On 1/10/23 16:37, Heinrich Schuchardt wrote:
On 1/10/23 23:32, Heinrich Schuchardt wrote:
On 1/9/23 22:55, Eddie James wrote:
Use the sandbox TPM driver to measure some boot images in a unit
test case.
$ ./u-boot -T -c "ut measurement"
Running 1 measurement tests
Test: measure: measurement.c
Failures: 0
Signed-off-by: Eddie James <eaja...@linux.ibm.com>
---
arch/sandbox/dts/test.dts | 12 +++++++
configs/sandbox_defconfig | 1 +
include/test/suites.h | 1 +
test/boot/Makefile | 1 +
test/boot/measurement.c | 66
+++++++++++++++++++++++++++++++++++++++
test/cmd_ut.c | 2 ++
6 files changed, 83 insertions(+)
create mode 100644 test/boot/measurement.c
diff --git a/arch/sandbox/dts/test.dts b/arch/sandbox/dts/test.dts
index dffe10adbf..ad90bf0541 100644
--- a/arch/sandbox/dts/test.dts
+++ b/arch/sandbox/dts/test.dts
@@ -66,6 +66,17 @@
osd0 = "/osd";
};
+ reserved-memory {
+ #address-cells = <1>;
+ #size-cells = <1>;
+ ranges;
+
+ event_log: tcg_event_log@d0e000 {
+ no-map;
Isn't no-map misplaced? Shouldn't it be a reserved-memory property?

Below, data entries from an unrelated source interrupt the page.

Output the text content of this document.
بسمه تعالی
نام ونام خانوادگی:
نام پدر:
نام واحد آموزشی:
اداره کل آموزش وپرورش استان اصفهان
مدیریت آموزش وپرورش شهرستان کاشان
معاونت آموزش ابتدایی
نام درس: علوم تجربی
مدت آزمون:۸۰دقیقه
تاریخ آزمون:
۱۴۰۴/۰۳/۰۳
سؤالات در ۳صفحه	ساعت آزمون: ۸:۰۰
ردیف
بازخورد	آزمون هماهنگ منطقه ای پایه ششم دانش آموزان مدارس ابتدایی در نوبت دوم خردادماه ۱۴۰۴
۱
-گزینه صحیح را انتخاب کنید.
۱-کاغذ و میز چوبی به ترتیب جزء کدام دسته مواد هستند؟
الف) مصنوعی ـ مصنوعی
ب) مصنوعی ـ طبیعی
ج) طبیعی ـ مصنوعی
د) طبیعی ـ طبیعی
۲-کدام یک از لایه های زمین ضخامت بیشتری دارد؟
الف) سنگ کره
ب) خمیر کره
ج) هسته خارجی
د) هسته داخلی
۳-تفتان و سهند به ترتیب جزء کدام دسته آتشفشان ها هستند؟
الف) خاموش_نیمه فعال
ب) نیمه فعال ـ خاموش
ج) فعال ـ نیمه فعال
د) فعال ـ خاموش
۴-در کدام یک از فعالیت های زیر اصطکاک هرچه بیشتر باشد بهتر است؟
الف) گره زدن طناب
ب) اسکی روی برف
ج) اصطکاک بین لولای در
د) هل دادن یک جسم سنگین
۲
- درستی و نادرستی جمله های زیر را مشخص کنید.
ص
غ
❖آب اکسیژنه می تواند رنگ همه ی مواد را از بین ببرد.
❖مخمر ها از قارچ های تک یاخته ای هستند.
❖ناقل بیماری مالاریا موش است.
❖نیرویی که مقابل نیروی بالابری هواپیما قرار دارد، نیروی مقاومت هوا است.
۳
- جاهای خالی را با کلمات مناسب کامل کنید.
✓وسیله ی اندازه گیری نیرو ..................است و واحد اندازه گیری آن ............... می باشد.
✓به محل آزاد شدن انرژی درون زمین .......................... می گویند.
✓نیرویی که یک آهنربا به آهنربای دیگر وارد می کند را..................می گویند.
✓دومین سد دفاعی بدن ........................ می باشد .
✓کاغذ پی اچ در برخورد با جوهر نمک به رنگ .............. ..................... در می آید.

The placement is correct. But I still wonder why we should have this
area as no-map.
If the memory region is not mapped, Linux can never access it as
described in
Documentation/devicetree/bindings/reserved-memory/reserved-memory.yaml.
I read the documentation as meaning that Linux won't map it as part of
it's standard mappings. It's still available for a device driver (TPM
driver in this case). I believe no-map is appropriate here since we
don't want anything except the TPM driver to access that memory.
Thanks,
Eddie
Please, document all changes to the device-tree semantics via patches
for the Linux kernels documentation and provide a full example.